A research study by CBInsights found that almost half of startups decide to close up shop because there is little to no market need for their product or service offerings. In other words, these brands did not accurately understand the needs of their target audience, let alone meet them.
Business owners are notorious for getting wrapped up in tactical efforts to engage with their target audience. Whether it’s the beautifully designed promotional materials, the perfectly polished website, or social media growth and engagement, “Shiny Object Syndrome” can quickly lure founders into a false sense of momentum. Most only awake from this state of being when they realize that their money is running low, and their ROI is nowhere to be found.
Regardless of what tactics you daydream about having in place, these efforts are not sustainable on their own, no matter how rewarding they feel today. Tactics are inefficient without a strong backbone: strategy.
Stay ahead of the curve
Believe it or not, stagnation doesn’t always look like standing still. Maybe you consider
yourself to be a busy business owner, and maybe you are! However, if you are focusing your energy (and capital) in all of the wrong places, it doesn’t matter how much time and effort you put in. If your actions aren’t aligned with a larger brand picture, your frantic actions are just as detrimental as standing still (if not more so).
Working harder is not the same as working smarter. This is why my first step in working with clients is to help them slow down for strategy. Once a founder has created the space to think in this way, they can more effectively analyze and respond to the market dynamics that inform their results. Market findings are critical to a company’s trajectory, though most fail to even look!
Run a strategic marathon, not a tactical sprint
Founders often spend their days running tactical sprints. But a sprint, by definition, is short-lived. You set off to the races when you launch your startup, but what happens next? This lack of strategic planning is where many go wrong.

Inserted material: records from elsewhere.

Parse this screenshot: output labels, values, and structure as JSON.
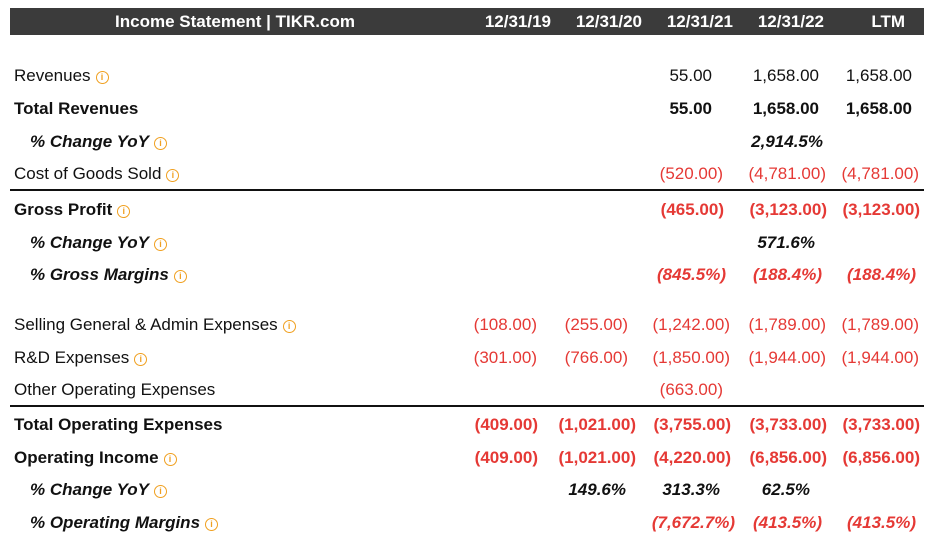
{
  "header": {
    "title": "Income Statement | TIKR.com",
    "periods": [
      "12/31/19",
      "12/31/20",
      "12/31/21",
      "12/31/22",
      "LTM"
    ]
  },
  "rows": [
    {
      "label": "Revenues",
      "values": [
        "",
        "",
        "55.00",
        "1,658.00",
        "1,658.00"
      ]
    },
    {
      "label": "Total Revenues",
      "values": [
        "",
        "",
        "55.00",
        "1,658.00",
        "1,658.00"
      ]
    },
    {
      "label": "% Change YoY",
      "values": [
        "",
        "",
        "",
        "2,914.5%",
        ""
      ]
    },
    {
      "label": "Cost of Goods Sold",
      "values": [
        "",
        "",
        "(520.00)",
        "(4,781.00)",
        "(4,781.00)"
      ]
    },
    {
      "label": "Gross Profit",
      "values": [
        "",
        "",
        "(465.00)",
        "(3,123.00)",
        "(3,123.00)"
      ]
    },
    {
      "label": "% Change YoY",
      "values": [
        "",
        "",
        "",
        "571.6%",
        ""
      ]
    },
    {
      "label": "% Gross Margins",
      "values": [
        "",
        "",
        "(845.5%)",
        "(188.4%)",
        "(188.4%)"
      ]
    },
    {
      "label": "Selling General & Admin Expenses",
      "values": [
        "(108.00)",
        "(255.00)",
        "(1,242.00)",
        "(1,789.00)",
        "(1,789.00)"
      ]
    },
    {
      "label": "R&D Expenses",
      "values": [
        "(301.00)",
        "(766.00)",
        "(1,850.00)",
        "(1,944.00)",
        "(1,944.00)"
      ]
    },
    {
      "label": "Other Operating Expenses",
      "values": [
        "",
        "",
        "(663.00)",
        "",
        ""
      ]
    },
    {
      "label": "Total Operating Expenses",
      "values": [
        "(409.00)",
        "(1,021.00)",
        "(3,755.00)",
        "(3,733.00)",
        "(3,733.00)"
      ]
    },
    {
      "label": "Operating Income",
      "values": [
        "(409.00)",
        "(1,021.00)",
        "(4,220.00)",
        "(6,856.00)",
        "(6,856.00)"
      ]
    },
    {
      "label": "% Change YoY",
      "values": [
        "",
        "149.6%",
        "313.3%",
        "62.5%",
        ""
      ]
    },
    {
      "label": "% Operating Margins",
      "values": [
        "",
        "",
        "(7,672.7%)",
        "(413.5%)",
        "(413.5%)"
      ]
    }
  ],
  "colors": {
    "header_bg": "#3b3b3b",
    "negative": "#e53935",
    "info_icon": "#f0a020"
  }
}
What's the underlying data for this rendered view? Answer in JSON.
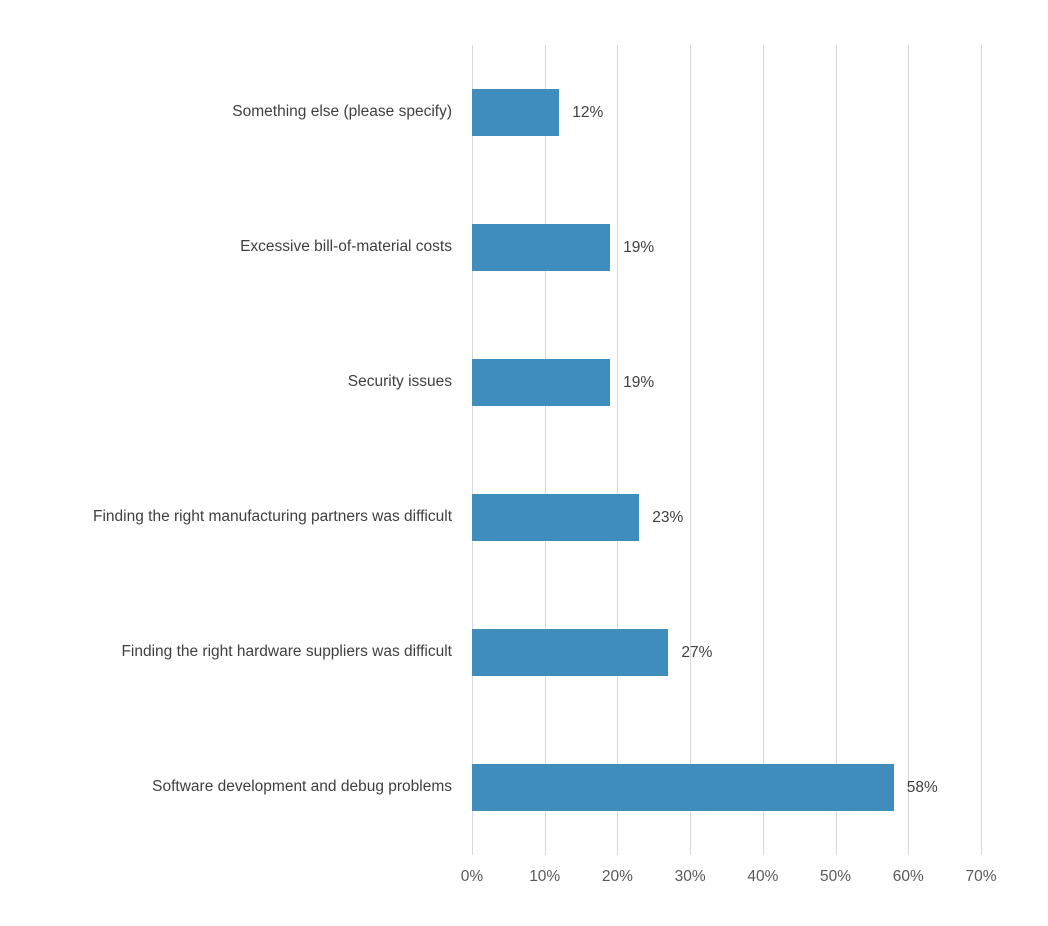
{
  "chart_data": {
    "type": "bar",
    "orientation": "horizontal",
    "title": "",
    "xlabel": "",
    "ylabel": "",
    "categories": [
      "Something else (please specify)",
      "Excessive bill-of-material costs",
      "Security issues",
      "Finding the right manufacturing partners was difficult",
      "Finding the right hardware suppliers was difficult",
      "Software development and debug problems"
    ],
    "values": [
      12,
      19,
      19,
      23,
      27,
      58
    ],
    "value_labels": [
      "12%",
      "19%",
      "19%",
      "23%",
      "27%",
      "58%"
    ],
    "x_tick_values": [
      0,
      10,
      20,
      30,
      40,
      50,
      60,
      70
    ],
    "x_tick_labels": [
      "0%",
      "10%",
      "20%",
      "30%",
      "40%",
      "50%",
      "60%",
      "70%"
    ],
    "xlim": [
      0,
      70
    ],
    "grid": "vertical-only",
    "legend": "none",
    "colors": {
      "bar_fill": "#3e8dbd",
      "gridline": "#d9d9d9",
      "category_label_text": "#404040",
      "value_label_text": "#404040",
      "tick_label_text": "#595959",
      "background": "#ffffff"
    }
  }
}
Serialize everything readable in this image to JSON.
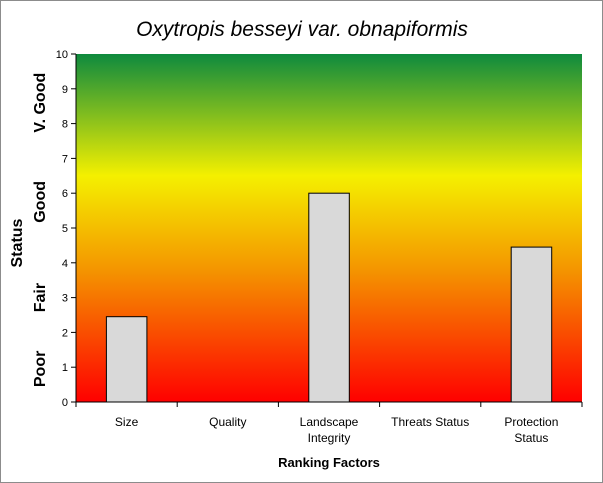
{
  "chart_data": {
    "type": "bar",
    "title": "Oxytropis besseyi var. obnapiformis",
    "xlabel": "Ranking Factors",
    "ylabel": "Status",
    "categories": [
      [
        "Size"
      ],
      [
        "Quality"
      ],
      [
        "Landscape",
        "Integrity"
      ],
      [
        "Threats Status"
      ],
      [
        "Protection",
        "Status"
      ]
    ],
    "values": [
      2.45,
      0,
      6,
      0,
      4.45
    ],
    "ylim": [
      0,
      10
    ],
    "yticks": [
      0,
      1,
      2,
      3,
      4,
      5,
      6,
      7,
      8,
      9,
      10
    ],
    "status_bands": [
      {
        "label": "Poor",
        "from": 0,
        "to": 1.9
      },
      {
        "label": "Fair",
        "from": 1.9,
        "to": 4.1
      },
      {
        "label": "Good",
        "from": 4.6,
        "to": 6.9
      },
      {
        "label": "V. Good",
        "from": 7.2,
        "to": 10
      }
    ],
    "grid": false,
    "legend": "none",
    "colors": {
      "bar_fill": "#d9d9d9",
      "bar_stroke": "#000000",
      "gradient_top": "#0e8a3e",
      "gradient_mid": "#f4f000",
      "gradient_low": "#f49500",
      "gradient_bottom": "#ff0000"
    }
  }
}
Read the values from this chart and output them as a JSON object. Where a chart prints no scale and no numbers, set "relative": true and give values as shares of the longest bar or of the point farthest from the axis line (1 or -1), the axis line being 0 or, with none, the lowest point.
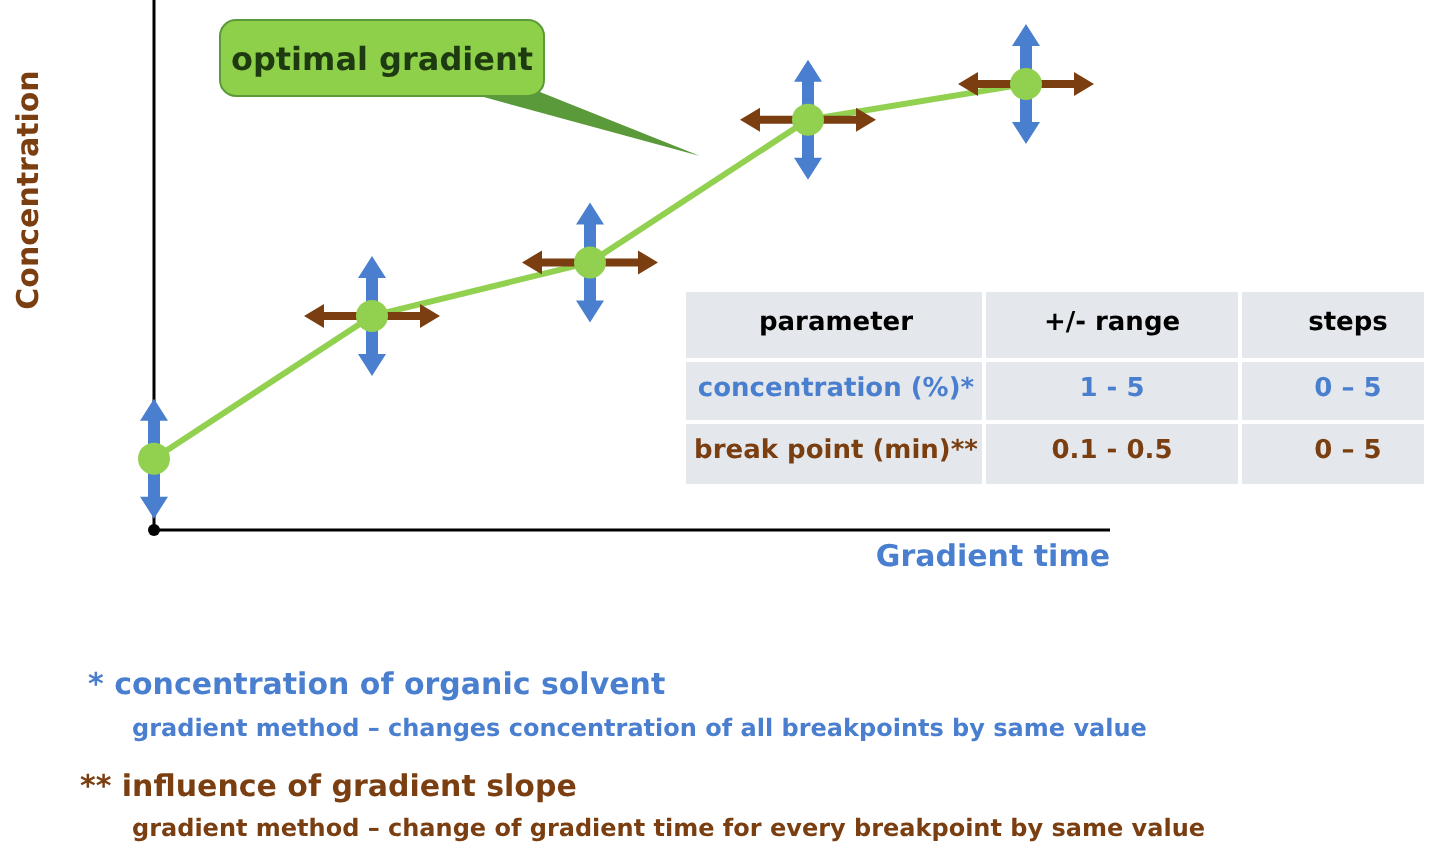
{
  "chart_data": {
    "type": "line",
    "relative": true,
    "xlabel": "Gradient time",
    "ylabel": "Concentration",
    "categories": [
      null,
      null,
      null,
      null,
      null
    ],
    "series": [
      {
        "color": "#92d050",
        "values": [
          0.16,
          0.48,
          0.6,
          0.92,
          1
        ]
      }
    ],
    "marker": "circle",
    "line_style": "solid",
    "annotations": [
      "optimal gradient",
      "parameter",
      "+/- range",
      "steps",
      "concentration (%)*",
      "1 - 5",
      "0 – 5",
      "break point (min)**",
      "0.1 - 0.5",
      "0 – 5",
      "*  concentration of organic solvent",
      "gradient method – changes concentration of all breakpoints by same value",
      "**  influence of gradient slope",
      "gradient method – change of gradient time for every breakpoint by same value"
    ]
  }
}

Yes, you must “startup,” as the name implies, but don’t slow down or stay put. If you want to be in business for the long game, you have to think about making your efforts last the course. This means understanding the market and your positioning within it and developing systems and processes that sustain you long-term.
Keep your finger on the pulse with competitive intelligence
As mentioned, most startups fail because they don’t effectively meet the demands of the market. This could mean misunderstanding the problem at hand or simply not developing an offering that resonates with the target audience.
From market dynamics to audience psychographics, market size to effective pricing, developing a competitive intelligence program takes the guesswork out of bringing your product or service to market. Moreover, it allows you to translate market research into practical results.
When you utilize research to orient your brand in the marketplace, you can more effectively answer this central question: what does my prospective customer really need?
Once you’ve got that answer on lock; you can map out your game plan. One that meets your audience where they actually are.
Business success isn’t about being lucky; it’s about being strategic. It’s about having a plan and effectively implementing it. As the age-old saying by Benjamin Franklin goes, if you fail to plan, you are planning to fail. And this is exactly why so many startups do!
If planning falls by the wayside, so will you. A high-level strategy is a requirement if you want to be one of the fortunate few.